Forex and World Events

Forex trading is a most lucrative investment in the global money market today but it is also one of the most erratic. Why is it quite unpredictable?

Forex trading leans on a lot of global factors. For one thing, some billions of forex traders and investors all over the world exert a lot of pressures on markets. Add to that various world and local political issues and events that can send stock markets skyrocketing or plummeting at a moment's notice. Forex is easily tickled to excitement by currencies devaluing because of this, or foreign selling or exaggerated forex speculating. But more than these, forex trading is also rocked perilously by global natural cataclysmic events.

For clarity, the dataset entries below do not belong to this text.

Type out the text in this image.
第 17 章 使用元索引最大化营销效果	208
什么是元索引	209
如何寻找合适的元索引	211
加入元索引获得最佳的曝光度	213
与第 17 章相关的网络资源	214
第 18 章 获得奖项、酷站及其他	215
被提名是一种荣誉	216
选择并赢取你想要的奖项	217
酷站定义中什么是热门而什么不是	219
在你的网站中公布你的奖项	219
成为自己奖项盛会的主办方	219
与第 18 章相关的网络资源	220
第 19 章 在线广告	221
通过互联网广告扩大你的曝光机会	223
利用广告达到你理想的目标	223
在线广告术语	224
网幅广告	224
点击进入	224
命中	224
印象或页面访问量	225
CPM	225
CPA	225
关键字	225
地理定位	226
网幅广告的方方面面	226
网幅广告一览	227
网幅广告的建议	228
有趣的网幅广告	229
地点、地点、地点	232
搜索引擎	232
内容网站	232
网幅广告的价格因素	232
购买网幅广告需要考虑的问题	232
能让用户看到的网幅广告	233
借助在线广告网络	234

On world political issues, a dragging war with Iraq, for instance, which continues for years, is a source of widespread and pervading negative speculations, not only on the Iraqi market, but also on other markets allied with Iraq's foe. Middle East countries share a camaraderie that is as good as a major oil cartel. A war against one often drags other allies in, though surreptitiously. The result often is an oil price hike. More money is spent for buying it and that may register a certain weakness on many already weak currencies. When currencies weaken, foreign selling comes in.

On natural catastrophes, a major earthquake, like that which struck Peru recently, obviously redounds to forex trading serious down trends and other low forex index readings. In fact, any significant global event can somehow reverberate and trickle down to a forex trading debacle---war, earthquake, tsunami, climate change, an infection or virus breakout, bird flu and other animal disease, radiation contamination, nuclear threat, and others. Money markets are rocked by these and speculators are likely to have their says on them and send markets going berserk.

Particularly, banks are affected by any drastic global calamity. They may either close or continue to open if they choose to brave the floods of widespread big withdrawals. With such banking activity, currencies are likely to plunge and lose out in global forex trading. A currency is as strong only as its gold (and dollar) reserves. When such necessary backing on a currency weakens or is withdrawn, holders of that currency in a forex market loses confidence and either sells down low or abandons the market altogether.

Forex trading and world events are closely linked; the latter affects the former in more ways than one. Scrupulous forex trading is keeping a serious eye on world events.